Bağlantısızlar Hareketi, bu dönemde gelişmekte olan, çoğunluğu eski sömürge toprakları olan ülkeler tarafından savunulmuş ve Soğuk Savaş'ın getirdiği kutuplaşmaya karşı bir duruş sergilemiştir. Hareketin başlıca hedeflerinden biri, bağımsızlıklarını kazanmış bu yeni ülkelerin, Soğuk Savaş'ın güç mücadelelerinden etkilenmeden, kendi siyasi, ekonomik ve kültürel bağımsızlıklarını koruyabilmeleriydi.

Bağlantısızlar Hareketi’nin Kuruluşu ve İlk Konferans

Bağlantısızlar Hareketi, resmi olarak 1961 yılında Yugoslavya'nın Belgrad şehrinde yapılan Bağlantısızlar Konferansı ile kuruldu. Bu konferansta, dönemin önde gelen siyasi liderlerinden, eski Yugoslavya Başkanı Josip Broz Tito, Hindistan Başbakanı Jawaharlal Nehru, Mısır Cumhurbaşkanı Gamal Abdül Nasır ve Endonezya Cumhurbaşkanı Sukarno gibi isimler yer almıştır. Bu dört lider, hareketin öncüsü olarak kabul edilmektedir.

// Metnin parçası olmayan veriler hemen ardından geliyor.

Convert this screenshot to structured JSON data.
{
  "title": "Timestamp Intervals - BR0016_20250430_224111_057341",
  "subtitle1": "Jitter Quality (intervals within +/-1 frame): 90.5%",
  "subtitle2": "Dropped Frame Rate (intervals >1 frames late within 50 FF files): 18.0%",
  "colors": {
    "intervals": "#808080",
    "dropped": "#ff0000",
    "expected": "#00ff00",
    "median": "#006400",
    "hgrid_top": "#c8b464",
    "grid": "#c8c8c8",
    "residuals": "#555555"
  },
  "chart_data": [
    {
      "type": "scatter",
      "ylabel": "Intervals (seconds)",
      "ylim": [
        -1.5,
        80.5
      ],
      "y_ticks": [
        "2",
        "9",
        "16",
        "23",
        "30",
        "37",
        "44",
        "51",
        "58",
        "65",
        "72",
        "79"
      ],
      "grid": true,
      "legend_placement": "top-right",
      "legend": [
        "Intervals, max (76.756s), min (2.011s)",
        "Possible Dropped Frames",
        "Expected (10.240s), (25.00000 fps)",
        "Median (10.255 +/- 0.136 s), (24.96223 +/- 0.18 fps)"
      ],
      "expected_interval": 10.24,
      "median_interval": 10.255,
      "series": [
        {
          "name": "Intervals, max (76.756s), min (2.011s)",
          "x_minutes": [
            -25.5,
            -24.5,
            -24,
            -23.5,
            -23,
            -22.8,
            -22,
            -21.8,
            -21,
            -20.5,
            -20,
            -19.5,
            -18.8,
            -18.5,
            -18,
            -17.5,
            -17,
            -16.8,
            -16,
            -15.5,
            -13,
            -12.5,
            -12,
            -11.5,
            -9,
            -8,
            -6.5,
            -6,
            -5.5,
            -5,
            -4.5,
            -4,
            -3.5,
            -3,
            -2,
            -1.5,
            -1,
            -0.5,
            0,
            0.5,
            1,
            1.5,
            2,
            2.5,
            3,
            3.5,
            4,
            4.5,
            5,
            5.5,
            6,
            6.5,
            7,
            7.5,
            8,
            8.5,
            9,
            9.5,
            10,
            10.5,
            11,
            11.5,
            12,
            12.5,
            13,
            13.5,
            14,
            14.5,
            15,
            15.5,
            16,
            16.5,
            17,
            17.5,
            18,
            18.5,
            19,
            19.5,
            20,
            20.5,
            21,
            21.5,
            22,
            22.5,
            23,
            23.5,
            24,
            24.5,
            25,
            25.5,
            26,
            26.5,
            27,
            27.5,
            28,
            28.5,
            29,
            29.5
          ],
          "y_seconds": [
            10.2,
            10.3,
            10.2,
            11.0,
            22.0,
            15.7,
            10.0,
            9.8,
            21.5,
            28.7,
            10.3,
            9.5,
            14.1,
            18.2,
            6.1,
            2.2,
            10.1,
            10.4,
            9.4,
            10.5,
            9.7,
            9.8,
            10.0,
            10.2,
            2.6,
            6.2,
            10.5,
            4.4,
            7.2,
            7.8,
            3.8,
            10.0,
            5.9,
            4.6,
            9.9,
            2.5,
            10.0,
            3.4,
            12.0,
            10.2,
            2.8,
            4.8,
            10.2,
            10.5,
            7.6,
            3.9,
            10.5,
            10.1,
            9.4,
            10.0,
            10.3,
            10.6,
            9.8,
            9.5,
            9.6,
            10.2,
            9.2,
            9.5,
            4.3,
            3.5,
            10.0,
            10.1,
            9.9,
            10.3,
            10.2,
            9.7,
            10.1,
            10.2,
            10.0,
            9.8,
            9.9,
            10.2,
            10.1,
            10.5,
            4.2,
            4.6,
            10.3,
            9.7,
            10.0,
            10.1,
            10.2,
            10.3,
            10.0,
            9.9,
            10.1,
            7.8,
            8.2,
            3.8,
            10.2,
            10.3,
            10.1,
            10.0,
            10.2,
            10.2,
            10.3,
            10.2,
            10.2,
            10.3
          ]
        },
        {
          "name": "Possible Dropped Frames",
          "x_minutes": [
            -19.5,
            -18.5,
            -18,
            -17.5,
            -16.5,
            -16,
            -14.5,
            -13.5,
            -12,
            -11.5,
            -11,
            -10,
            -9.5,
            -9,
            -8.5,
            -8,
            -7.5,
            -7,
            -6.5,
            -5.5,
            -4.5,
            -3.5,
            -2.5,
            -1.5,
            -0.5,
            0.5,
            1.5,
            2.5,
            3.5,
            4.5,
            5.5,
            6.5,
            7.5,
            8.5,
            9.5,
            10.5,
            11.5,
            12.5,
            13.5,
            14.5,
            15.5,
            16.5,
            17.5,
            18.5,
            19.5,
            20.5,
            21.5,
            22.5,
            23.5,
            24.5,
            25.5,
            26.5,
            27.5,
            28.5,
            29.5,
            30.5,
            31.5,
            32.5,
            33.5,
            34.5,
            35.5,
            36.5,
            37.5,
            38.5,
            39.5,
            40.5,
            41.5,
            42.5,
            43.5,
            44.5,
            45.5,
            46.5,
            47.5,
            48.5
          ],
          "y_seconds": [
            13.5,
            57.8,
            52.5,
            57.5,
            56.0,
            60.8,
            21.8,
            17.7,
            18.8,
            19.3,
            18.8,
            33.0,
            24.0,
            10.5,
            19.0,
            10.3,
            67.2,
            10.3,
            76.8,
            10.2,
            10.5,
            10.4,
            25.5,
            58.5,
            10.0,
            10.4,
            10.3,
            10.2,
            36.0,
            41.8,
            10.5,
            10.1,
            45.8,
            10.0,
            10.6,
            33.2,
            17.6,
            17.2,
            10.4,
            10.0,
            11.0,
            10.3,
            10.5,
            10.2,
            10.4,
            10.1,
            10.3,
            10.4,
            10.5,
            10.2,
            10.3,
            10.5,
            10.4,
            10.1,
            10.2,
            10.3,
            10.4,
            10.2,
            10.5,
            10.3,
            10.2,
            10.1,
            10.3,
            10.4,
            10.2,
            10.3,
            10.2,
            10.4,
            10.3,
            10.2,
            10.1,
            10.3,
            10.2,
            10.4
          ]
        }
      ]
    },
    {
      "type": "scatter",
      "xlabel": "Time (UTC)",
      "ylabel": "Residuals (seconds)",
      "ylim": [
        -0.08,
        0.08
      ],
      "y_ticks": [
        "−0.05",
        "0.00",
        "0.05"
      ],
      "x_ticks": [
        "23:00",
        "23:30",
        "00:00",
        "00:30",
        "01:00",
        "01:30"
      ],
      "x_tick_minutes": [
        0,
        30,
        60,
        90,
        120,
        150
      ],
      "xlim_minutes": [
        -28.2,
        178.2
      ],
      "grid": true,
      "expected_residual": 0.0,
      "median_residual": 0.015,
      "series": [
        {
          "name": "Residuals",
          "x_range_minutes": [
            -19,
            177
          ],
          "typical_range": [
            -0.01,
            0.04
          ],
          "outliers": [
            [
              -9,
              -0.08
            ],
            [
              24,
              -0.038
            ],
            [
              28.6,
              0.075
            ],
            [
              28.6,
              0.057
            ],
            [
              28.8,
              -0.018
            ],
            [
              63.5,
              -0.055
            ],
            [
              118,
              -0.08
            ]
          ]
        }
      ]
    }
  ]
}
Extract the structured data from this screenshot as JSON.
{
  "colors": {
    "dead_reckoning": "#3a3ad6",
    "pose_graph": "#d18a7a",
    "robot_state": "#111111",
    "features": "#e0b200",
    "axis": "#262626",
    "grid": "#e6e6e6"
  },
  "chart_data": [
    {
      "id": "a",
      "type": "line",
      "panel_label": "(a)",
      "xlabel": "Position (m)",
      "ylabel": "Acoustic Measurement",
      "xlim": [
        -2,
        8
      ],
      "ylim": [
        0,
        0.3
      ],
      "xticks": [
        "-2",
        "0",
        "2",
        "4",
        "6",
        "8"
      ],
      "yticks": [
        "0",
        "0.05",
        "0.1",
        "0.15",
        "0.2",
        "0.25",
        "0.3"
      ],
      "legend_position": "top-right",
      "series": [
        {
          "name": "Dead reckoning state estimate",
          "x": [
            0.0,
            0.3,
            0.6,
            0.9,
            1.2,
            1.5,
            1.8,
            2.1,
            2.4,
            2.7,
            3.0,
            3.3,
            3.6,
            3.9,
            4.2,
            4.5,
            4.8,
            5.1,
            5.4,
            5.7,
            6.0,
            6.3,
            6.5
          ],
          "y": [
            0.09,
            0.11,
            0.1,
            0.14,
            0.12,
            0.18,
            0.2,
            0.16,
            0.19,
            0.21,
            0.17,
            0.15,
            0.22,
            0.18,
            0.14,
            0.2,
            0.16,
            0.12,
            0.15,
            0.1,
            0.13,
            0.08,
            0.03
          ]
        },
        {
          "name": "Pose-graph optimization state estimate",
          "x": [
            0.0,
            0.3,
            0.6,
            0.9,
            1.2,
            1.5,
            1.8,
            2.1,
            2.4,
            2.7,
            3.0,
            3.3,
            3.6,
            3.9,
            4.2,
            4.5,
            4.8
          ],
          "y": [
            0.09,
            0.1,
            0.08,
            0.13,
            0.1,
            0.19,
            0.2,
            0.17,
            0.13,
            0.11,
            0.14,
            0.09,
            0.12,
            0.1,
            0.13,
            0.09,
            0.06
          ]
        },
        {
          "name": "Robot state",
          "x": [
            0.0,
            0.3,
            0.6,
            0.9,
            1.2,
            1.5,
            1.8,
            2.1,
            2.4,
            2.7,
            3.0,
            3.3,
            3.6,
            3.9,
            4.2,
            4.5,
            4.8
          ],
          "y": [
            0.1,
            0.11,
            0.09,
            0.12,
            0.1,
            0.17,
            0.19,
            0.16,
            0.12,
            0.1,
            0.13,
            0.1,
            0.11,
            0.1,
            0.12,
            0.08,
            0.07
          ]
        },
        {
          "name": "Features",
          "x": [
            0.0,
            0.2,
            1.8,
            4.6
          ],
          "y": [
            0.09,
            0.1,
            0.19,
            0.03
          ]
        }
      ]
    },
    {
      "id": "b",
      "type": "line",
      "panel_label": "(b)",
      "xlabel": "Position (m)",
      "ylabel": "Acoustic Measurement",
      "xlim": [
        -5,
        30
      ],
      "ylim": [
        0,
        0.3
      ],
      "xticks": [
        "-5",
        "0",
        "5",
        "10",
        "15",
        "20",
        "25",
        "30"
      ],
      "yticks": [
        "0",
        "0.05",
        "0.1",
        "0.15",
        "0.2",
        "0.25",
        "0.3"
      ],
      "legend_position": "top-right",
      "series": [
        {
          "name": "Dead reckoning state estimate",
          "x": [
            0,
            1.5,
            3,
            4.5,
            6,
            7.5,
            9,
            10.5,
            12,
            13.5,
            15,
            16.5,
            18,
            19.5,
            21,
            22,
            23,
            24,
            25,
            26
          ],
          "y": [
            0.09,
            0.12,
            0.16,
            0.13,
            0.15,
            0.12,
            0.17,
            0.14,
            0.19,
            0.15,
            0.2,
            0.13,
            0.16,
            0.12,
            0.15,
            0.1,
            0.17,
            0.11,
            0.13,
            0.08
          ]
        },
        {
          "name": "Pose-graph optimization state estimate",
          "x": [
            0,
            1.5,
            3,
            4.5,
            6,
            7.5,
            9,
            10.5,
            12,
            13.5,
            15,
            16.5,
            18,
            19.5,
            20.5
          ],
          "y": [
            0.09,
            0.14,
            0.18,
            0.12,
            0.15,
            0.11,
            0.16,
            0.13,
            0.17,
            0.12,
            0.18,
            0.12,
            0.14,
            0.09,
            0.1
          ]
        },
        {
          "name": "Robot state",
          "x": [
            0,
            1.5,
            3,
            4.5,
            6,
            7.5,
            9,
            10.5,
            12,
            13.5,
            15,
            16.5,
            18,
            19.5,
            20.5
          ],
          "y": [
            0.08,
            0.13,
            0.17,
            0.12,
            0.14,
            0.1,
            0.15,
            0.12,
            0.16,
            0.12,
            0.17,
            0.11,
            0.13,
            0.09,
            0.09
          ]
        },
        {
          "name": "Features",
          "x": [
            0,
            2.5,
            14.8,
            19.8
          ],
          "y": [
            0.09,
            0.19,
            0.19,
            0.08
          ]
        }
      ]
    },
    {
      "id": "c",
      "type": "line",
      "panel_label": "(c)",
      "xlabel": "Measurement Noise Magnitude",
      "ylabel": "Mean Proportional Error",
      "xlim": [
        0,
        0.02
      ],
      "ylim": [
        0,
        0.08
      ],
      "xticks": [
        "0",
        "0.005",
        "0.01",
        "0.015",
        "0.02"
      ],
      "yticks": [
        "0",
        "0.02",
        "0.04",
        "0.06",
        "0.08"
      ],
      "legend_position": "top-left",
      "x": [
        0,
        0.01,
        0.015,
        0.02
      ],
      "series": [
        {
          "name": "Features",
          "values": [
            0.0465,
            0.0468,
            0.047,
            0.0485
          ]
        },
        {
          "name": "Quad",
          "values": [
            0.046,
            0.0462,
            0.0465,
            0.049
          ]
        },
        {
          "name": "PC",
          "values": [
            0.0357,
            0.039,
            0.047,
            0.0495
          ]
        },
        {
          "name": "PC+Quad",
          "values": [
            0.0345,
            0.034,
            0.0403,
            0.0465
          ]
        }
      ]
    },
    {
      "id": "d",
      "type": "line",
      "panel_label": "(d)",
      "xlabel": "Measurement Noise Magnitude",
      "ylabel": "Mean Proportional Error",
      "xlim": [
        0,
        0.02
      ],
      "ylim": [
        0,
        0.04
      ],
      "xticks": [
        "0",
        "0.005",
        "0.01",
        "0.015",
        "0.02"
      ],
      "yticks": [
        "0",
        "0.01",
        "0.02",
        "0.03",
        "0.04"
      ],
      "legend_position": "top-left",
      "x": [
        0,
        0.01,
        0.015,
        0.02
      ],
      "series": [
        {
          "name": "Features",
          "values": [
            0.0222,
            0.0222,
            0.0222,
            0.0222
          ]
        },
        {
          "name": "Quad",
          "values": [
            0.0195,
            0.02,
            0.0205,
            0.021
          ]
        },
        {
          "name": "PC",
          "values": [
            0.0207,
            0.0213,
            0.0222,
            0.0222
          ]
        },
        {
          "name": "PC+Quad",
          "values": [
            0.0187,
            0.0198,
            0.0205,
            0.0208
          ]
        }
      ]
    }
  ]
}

Konferansın amacı, yeni bağımsızlıklarını kazanmış ülkelerin dış politikalarında, ne ABD'nin ne de Sovyetler Birliği'nin etkisi altında kalmadan bağımsız bir yol izlemelerini sağlamakti. Bu konferans, hareketin ilk resmi adımını atmış ve dünya çapında ilgi uyandırmıştır. Toplantıya katılan ülkeler, egemenliklerinin korunmasını, savaşa karşı duruş sergilemeyi ve uluslararası ilişkilerde tarafsız bir tutum benimsemeyi taahhüt etmişlerdir.

Bağlantısızlar Hareketi’nin Temel İlkeleri

Bağlantısızlar Hareketi’nin kurucuları, dünya düzeninde bağımsızlıklarını kazanan ülkelerin eşit haklara sahip olmalarını savundular. Hareketin temel ilkeleri, şu şekilde özetlenebilir:

1. **Bağımsızlık ve Egemenlik**: Bağlantısızlar, her ülkenin bağımsızlık ve egemenliğini korumasını savunurlar. Bu, özellikle sömürgecilikten kurtulmuş yeni devletler için hayati önem taşımaktadır.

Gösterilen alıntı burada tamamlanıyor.